Side topic kinda.
I miss old Sony with their openess pre-hacked. PS3 was what the Xbox One wanted to be.
An all in one system at your TV that could dual boot PS OS/Linux. It had a good blu-ray player. It had card slots for viewing pictures on the TV and managing them. It had a web browser where you could download stuff and a built in media player for that too. It could've been your main device for nearly everything. That vision was pretty cool and sadly is gone. I actually used a lot of those features on the PS3 (Although never Linux).
Steam Frame will kinda do that to an extent I suppose. With accessories you can get it nearly there (card readers, bluray players etc). Streaming services will have to get on board though.

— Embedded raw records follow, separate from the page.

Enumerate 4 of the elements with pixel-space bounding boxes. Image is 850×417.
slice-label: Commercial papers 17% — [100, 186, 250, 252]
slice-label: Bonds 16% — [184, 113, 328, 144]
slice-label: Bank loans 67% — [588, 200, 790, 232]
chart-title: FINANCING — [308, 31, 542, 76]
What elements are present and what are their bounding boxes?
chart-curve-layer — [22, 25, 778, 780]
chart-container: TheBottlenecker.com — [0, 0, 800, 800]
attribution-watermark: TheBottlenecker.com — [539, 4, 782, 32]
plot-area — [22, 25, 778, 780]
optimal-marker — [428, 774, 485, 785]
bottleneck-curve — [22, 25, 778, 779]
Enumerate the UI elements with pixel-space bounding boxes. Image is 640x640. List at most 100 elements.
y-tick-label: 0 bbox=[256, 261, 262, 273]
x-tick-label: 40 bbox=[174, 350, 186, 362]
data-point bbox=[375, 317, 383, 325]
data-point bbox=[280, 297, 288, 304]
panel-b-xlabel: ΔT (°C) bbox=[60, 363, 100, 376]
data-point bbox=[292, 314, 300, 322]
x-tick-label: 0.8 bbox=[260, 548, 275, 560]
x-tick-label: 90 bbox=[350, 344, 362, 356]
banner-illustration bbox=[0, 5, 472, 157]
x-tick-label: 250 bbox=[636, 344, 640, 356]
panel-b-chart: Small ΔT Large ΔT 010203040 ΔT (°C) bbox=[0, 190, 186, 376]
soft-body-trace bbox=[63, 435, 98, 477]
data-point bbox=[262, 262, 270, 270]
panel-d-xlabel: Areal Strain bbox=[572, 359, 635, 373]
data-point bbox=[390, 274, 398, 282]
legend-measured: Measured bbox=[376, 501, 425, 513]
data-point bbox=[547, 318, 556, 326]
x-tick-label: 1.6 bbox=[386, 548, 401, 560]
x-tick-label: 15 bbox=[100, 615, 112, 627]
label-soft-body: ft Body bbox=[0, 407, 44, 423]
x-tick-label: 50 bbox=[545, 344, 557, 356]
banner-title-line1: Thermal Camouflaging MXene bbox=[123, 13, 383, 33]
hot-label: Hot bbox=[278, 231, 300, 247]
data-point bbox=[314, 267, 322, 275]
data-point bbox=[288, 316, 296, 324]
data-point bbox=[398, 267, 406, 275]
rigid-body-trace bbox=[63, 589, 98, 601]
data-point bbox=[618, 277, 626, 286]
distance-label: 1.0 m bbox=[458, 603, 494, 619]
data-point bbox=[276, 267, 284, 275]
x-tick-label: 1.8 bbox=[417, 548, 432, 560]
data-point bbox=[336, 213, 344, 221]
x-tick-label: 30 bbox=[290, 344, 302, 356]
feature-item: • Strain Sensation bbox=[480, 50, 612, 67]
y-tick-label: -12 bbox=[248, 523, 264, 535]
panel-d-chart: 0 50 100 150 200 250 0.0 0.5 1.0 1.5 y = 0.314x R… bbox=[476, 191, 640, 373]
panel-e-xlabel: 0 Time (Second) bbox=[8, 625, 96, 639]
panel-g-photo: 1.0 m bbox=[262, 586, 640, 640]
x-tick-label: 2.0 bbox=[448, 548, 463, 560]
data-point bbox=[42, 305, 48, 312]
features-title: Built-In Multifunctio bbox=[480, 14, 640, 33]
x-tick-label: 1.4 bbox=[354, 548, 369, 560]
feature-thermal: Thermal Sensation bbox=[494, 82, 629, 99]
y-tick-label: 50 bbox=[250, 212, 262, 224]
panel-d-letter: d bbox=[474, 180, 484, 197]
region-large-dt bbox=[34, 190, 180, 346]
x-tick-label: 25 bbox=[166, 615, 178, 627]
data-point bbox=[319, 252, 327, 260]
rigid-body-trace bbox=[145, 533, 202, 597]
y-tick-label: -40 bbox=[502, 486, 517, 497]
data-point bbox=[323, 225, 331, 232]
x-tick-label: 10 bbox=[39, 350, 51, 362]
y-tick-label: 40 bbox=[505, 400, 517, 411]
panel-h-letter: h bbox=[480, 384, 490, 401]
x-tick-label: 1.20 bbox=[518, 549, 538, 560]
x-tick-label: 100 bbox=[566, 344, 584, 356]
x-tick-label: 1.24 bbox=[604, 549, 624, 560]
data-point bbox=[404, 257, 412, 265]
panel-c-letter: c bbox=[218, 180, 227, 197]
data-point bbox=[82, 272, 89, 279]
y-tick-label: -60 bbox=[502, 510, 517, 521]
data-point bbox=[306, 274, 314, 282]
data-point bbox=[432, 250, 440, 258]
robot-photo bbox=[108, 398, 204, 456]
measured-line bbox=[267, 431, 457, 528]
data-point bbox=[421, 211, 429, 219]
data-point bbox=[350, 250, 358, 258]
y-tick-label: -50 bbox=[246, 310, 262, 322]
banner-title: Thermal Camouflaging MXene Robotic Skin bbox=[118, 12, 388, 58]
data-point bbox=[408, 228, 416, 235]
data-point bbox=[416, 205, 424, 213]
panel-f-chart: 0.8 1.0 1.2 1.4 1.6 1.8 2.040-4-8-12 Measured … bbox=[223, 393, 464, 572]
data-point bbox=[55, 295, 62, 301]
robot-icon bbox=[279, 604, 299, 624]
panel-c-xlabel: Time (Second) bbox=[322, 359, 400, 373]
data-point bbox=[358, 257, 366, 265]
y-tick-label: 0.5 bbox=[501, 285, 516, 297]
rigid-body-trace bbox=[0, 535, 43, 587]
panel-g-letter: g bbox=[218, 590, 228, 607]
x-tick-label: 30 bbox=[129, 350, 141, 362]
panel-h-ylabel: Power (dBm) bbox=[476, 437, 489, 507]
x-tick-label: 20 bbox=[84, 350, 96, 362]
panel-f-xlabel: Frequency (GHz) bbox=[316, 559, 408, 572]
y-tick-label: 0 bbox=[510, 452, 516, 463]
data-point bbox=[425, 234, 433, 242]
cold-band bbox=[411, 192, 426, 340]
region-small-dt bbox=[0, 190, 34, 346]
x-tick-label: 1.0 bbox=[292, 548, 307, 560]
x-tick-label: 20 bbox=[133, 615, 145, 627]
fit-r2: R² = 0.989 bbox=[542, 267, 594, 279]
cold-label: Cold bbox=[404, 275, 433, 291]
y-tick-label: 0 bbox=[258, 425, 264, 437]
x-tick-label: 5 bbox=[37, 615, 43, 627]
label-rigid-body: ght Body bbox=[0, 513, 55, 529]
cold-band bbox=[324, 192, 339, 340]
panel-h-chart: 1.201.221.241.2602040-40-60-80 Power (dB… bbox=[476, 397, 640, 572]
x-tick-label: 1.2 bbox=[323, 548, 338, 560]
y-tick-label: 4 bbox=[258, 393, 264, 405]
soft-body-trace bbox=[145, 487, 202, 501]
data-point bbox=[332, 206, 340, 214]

I've been with PlayStation since the beginning, and I'll be honest: I still play on my PS3 regularly. In fact, I use it more often than my PS4 these days. My current setup is a cluttered mess of consoles and cables simply because I refuse to let go of my PS3 library.
Seeing the community achieve 4K results through Linux only highlights what we're missing. I would give anything for official support—being able to play these classics on PS5 with native trophy support and my existing save files would be the ultimate quality-of-life improvement.
It's a shame that, while the hardware is clearly more than capable of handling it, we're forced to keep multiple devices hooked up or rely on "DIY" scene solutions to enjoy games we already own. For those of us who value our legacy libraries, a "next-gen" console will always feel somewhat incomplete without true, local hardware BC.
Now we're talking! Why are there so few console fans who understand that this would be great?
That
one-device-that-does-it-all thing is really the ultimate box to have under a TV.
Sadly Steam Machine looks like it's going to be too weak. And Xbox Helix may have the power but won't have PlayStation games if Sony pull out from having Steam ports. And regular PCs won't hide the PC side of it all well enough to feel 100% like a console. And even if that would happen they won't have full console emulation up to current gen hardware and not all games get PC ports.
So in the end we're stuck with these closed bubble boxes that we have to stack on each other to not lose access to any game we own.
I still have PS1, DC, Xbox, GC, PS2, PS3, 360, Wii, WiiU, discs on shelves that I literally can't play without pulling out some old box from the attic. And now that I think about it I'm not sure I can even connect them to a modern TV.
I have invested a lot of money to still have access to everything from the early gaming computers Commodore days. I press a button and it's all there. But consoles from roughly 1995 to 2015, that's a problematic era.
Microsoft has talked about 4 generations of backwards compatibility for Xbox games on Helix. Time will tell if that's actually true, I suspect it won't even have a disc drive, might just be about repurchasing select titles.